GPs are strengthening their skin in game with continuation funds – William Blair

Most fund sponsors invested additional capital on top of carry rollover in such processes last year, according to the investment bank's debut Secondary Market Survey Report.

General partners are attempting to strengthen alignment with investors in the continuation funds they manage to compensate for a shift in term dynamics in GP-led processes, according to research from investment bank William Blair.

Around 55 percent of GP-led deals surveyed by the mid-market bank involved GPs investing additional capital on top of carry rollover, William Blair noted in its first Secondary Market Survey Report.

“We believe this figure represents a significant increase versus prior years, when rolling 100 percent of crystallised proceeds was more of the standard,” Mike Custar, managing director and head of private capital advisory at William Blair, told Secondaries Investor.

“A GP investing new dollars creates a stronger alignment between the GP and new investors. While rolling carry also creates alignment, investing new dollars at the buyers’ basis strengthens it.”

An LP’s actions in a GP-led process largely depends on the specific circumstances and terms of the process, affiliate title Private Equity International found in its LP Perspectives 2023 Study.

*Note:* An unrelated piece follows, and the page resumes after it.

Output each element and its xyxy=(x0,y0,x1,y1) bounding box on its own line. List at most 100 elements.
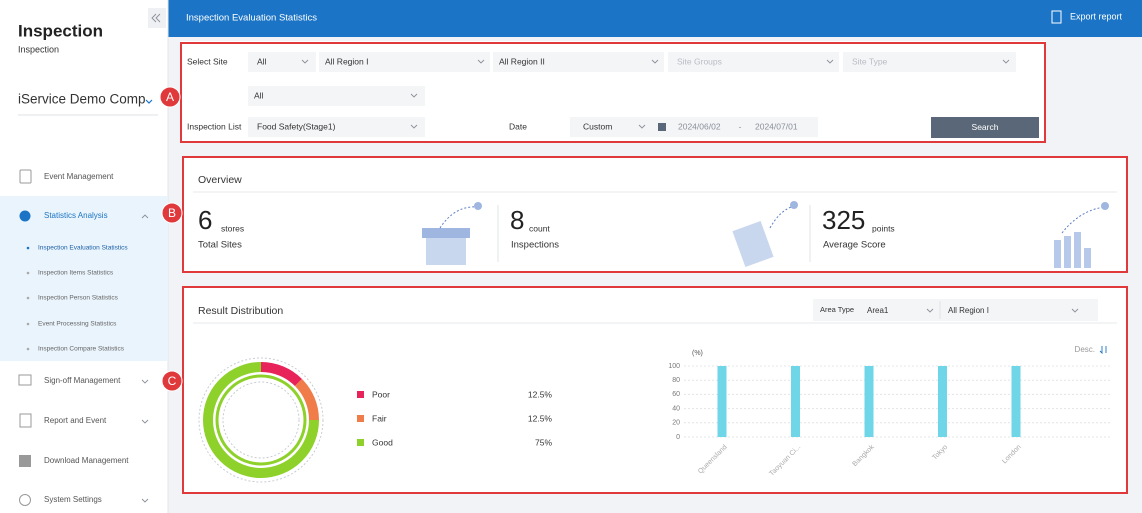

Most investors – 75 percent – said their actions would depend on the circumstances, while just 18 percent said they would sell their exposure and 7 percent said they would roll over their exposure to the continuation fund.

In around one quarter of deals William Blair surveyed, some fund sponsors also invested capital in GP-led deals from a flagship fund alongside a continuation fund, the report noted.

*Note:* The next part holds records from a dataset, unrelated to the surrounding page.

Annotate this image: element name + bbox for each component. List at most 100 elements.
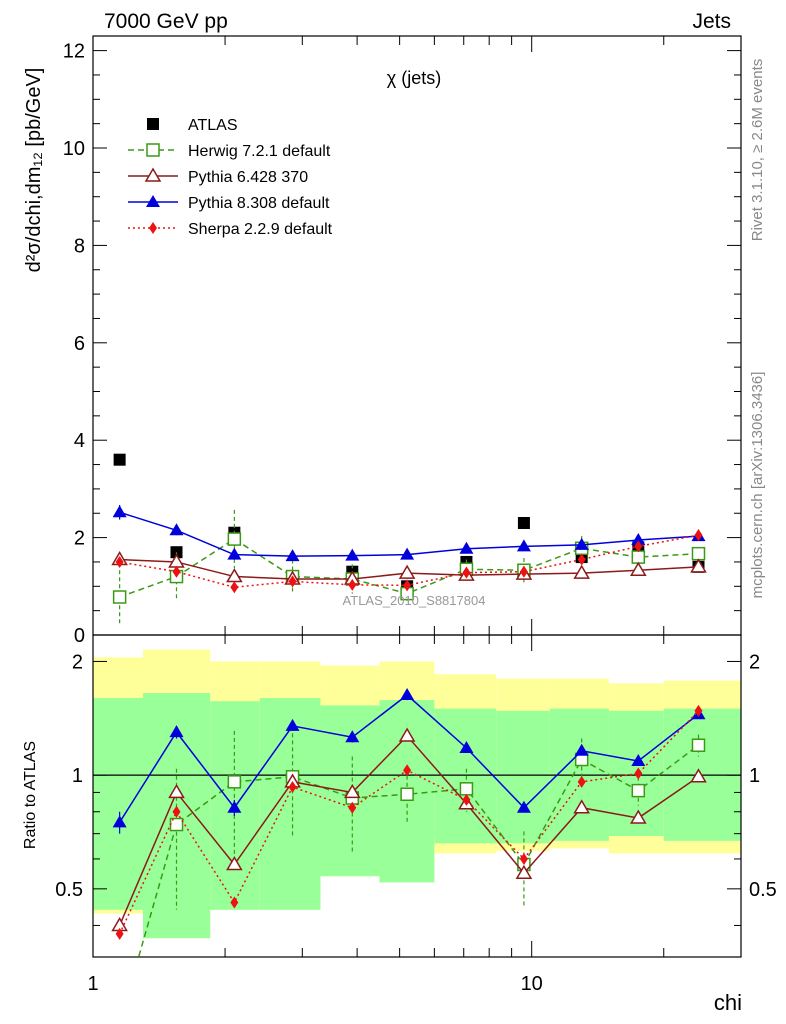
data-point <box>345 548 360 561</box>
rivet-version-label: Rivet 3.1.10, ≥ 2.6M events <box>749 59 766 242</box>
series-pythia-8-308-default <box>112 504 706 562</box>
main-y-tick-label: 6 <box>74 333 85 355</box>
x-tick-label: 1 <box>87 973 98 995</box>
data-point <box>694 529 703 542</box>
inner-band-bin <box>496 710 550 844</box>
ratio-point <box>691 738 706 752</box>
ratio-point <box>345 730 360 743</box>
ratio-point <box>172 805 181 818</box>
data-point <box>631 550 646 564</box>
main-y-axis-label: d²σ/dchi,dm₁₂ [pb/GeV] <box>23 68 45 273</box>
ratio-series-pythia-6-428-370 <box>111 727 707 932</box>
data-point <box>630 561 647 576</box>
data-point <box>285 549 300 562</box>
data-point <box>690 558 707 573</box>
data-point <box>631 533 646 546</box>
ratio-point <box>519 852 528 865</box>
ratio-point <box>115 927 124 940</box>
process-label: Jets <box>692 10 731 33</box>
ratio-point <box>577 775 586 788</box>
analysis-watermark: ATLAS_2010_S8817804 <box>343 593 486 608</box>
main-y-tick-label: 4 <box>74 430 85 452</box>
ratio-point <box>403 764 412 777</box>
legend-marker <box>149 222 157 234</box>
ratio-panel-frame <box>92 634 742 958</box>
legend-marker <box>146 195 160 207</box>
ratio-series-sherpa-2-2-9-default <box>115 704 703 940</box>
data-point <box>634 540 643 553</box>
inner-band-bin <box>434 708 497 844</box>
data-point <box>519 565 528 578</box>
ratio-point <box>459 782 474 796</box>
data-point <box>112 590 127 604</box>
ratio-point <box>285 718 300 731</box>
series-sherpa-2-2-9-default <box>115 529 703 594</box>
legend-entry-pythia-6-428-370: Pythia 6.428 370 <box>128 167 308 186</box>
legend-entry-herwig-7-2-1-default: Herwig 7.2.1 default <box>128 143 331 160</box>
data-point <box>400 547 415 560</box>
ratio-point <box>631 754 646 767</box>
ratio-point <box>168 783 185 799</box>
data-point <box>227 547 242 560</box>
ratio-point <box>462 793 471 806</box>
ratio-point <box>574 743 589 756</box>
legend-marker <box>146 143 160 157</box>
mcplots-source-label: mcplots.cern.ch [arXiv:1306.3436] <box>749 372 766 599</box>
legend-label: ATLAS <box>188 117 238 134</box>
legend-label: Herwig 7.2.1 default <box>188 143 331 160</box>
data-point <box>517 516 530 529</box>
ratio-y-tick-label-left: 2 <box>72 651 83 673</box>
data-point <box>516 539 531 552</box>
ratio-point <box>459 740 474 753</box>
legend: ATLAS Herwig 7.2.1 default Pythia 6.428 37… <box>128 117 333 238</box>
ratio-point <box>226 856 243 871</box>
data-point <box>169 523 184 536</box>
ratio-point <box>112 815 127 828</box>
ratio-y-tick-label-right: 1 <box>749 765 760 787</box>
legend-label: Pythia 6.428 370 <box>188 169 308 186</box>
data-point <box>348 578 357 591</box>
main-y-tick-label: 2 <box>74 528 85 550</box>
energy-label: 7000 GeV pp <box>104 10 228 33</box>
data-point <box>691 546 706 561</box>
data-point <box>462 566 471 579</box>
ratio-series-herwig-7-2-1-default <box>114 730 706 1024</box>
ratio-y-axis-label: Ratio to ATLAS <box>22 741 39 849</box>
data-point <box>115 555 124 568</box>
main-y-tick-label: 10 <box>63 138 85 160</box>
legend-entry-atlas: ATLAS <box>147 117 238 134</box>
data-point <box>403 579 412 592</box>
inner-band-bin <box>93 698 143 910</box>
ratio-point <box>516 800 531 813</box>
ratio-point <box>114 1018 126 1024</box>
x-tick-label: 10 <box>521 973 543 995</box>
ratio-point <box>343 783 361 799</box>
data-point <box>112 505 127 518</box>
main-y-tick-label: 12 <box>63 41 85 63</box>
inner-band-bin <box>259 698 321 910</box>
ratio-y-tick-label-right: 0.5 <box>749 879 777 901</box>
main-y-tick-label: 8 <box>74 235 85 257</box>
ratio-y-tick-label-left: 0.5 <box>55 879 83 901</box>
ratio-point <box>573 799 590 814</box>
ratio-point <box>398 727 416 742</box>
x-axis-label: chi <box>714 990 742 1015</box>
data-point <box>398 564 416 579</box>
ratio-point <box>169 725 184 738</box>
ratio-point <box>227 775 242 789</box>
legend-marker <box>144 167 162 182</box>
main-y-tick-label: 0 <box>74 625 85 647</box>
legend-label: Pythia 8.308 default <box>188 195 330 212</box>
data-point <box>574 537 589 550</box>
ratio-point <box>348 801 357 814</box>
legend-entry-sherpa-2-2-9-default: Sherpa 2.2.9 default <box>128 221 333 238</box>
ratio-point <box>630 809 647 824</box>
legend-label: Sherpa 2.2.9 default <box>188 221 333 238</box>
legend-marker <box>147 118 159 130</box>
data-point <box>172 565 181 578</box>
legend-entry-pythia-8-308-default: Pythia 8.308 default <box>128 195 330 212</box>
data-point <box>459 541 474 554</box>
ratio-point <box>694 704 703 717</box>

GPs investing additional capital can come in the form of out-of-pocket cash to augment their GP commitment, and in some cases this is supported by GP financing facilities, Custar said.

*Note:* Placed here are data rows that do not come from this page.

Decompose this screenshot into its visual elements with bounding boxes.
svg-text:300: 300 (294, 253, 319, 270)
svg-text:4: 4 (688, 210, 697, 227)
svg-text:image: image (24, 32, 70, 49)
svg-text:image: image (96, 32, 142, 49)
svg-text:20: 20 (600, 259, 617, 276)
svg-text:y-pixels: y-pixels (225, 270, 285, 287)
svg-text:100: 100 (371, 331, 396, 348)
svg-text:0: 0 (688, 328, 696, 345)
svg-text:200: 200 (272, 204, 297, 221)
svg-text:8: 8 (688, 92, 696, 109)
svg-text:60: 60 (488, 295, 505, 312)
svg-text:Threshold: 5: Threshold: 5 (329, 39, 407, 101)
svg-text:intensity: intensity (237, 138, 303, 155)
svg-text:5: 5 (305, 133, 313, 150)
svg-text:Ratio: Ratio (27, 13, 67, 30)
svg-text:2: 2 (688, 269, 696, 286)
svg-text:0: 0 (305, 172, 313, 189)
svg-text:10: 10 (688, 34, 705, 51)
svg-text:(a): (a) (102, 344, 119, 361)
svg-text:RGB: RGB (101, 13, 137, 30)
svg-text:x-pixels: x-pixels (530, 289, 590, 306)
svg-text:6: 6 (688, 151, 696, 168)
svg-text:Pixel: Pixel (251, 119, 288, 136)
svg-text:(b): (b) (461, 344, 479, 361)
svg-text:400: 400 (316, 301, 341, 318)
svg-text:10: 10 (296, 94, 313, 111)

“In a slower exit environment, we expect the use of those facilities to continue,” he said.

Custar joined William Blair last year from M2O where he had set up its secondaries business. He has since built out its business, hiring additional people from Lazard and M2O, including Jake Stuiver from the latter to lead LP secondaries.

William Blair estimates that $105 billion traded on the secondaries market last year – a drop from $133 billion the prior year. This was driven by macroeconomic challenges and a slowdown in fundraising across private markets, rather than a decline in investors’ interest in secondaries as an asset class, it noted in the report.

The bank expects $135 billion in deal volume this year.

The bank also found that:

  • Around 35 percent of deals involved price involving third-party pricing, set by another sponsor through a minority investment or co-control deal.
  • The most in-favour types of assets for GP-led deals are: healthcare, business services, industrial growth products, consumer and retail, technology.
  • Status quo options, where LPs have the option to retain their stake under the same economic terms from the existing fund, re-emerged in LP rollovers, with 19 percent of deals offering this. Fully 71 percent of deals offered LPs a “reinvestment” option; 26 percent offered a “modified status quo” option.

William Blair conducted the survey in December 2022 and January and canvassed views from 76 secondaries investors, comprising almost half pure secondaries investors; 38 percent combined primary and secondaries investing; and the remainder being opportunistic buyers.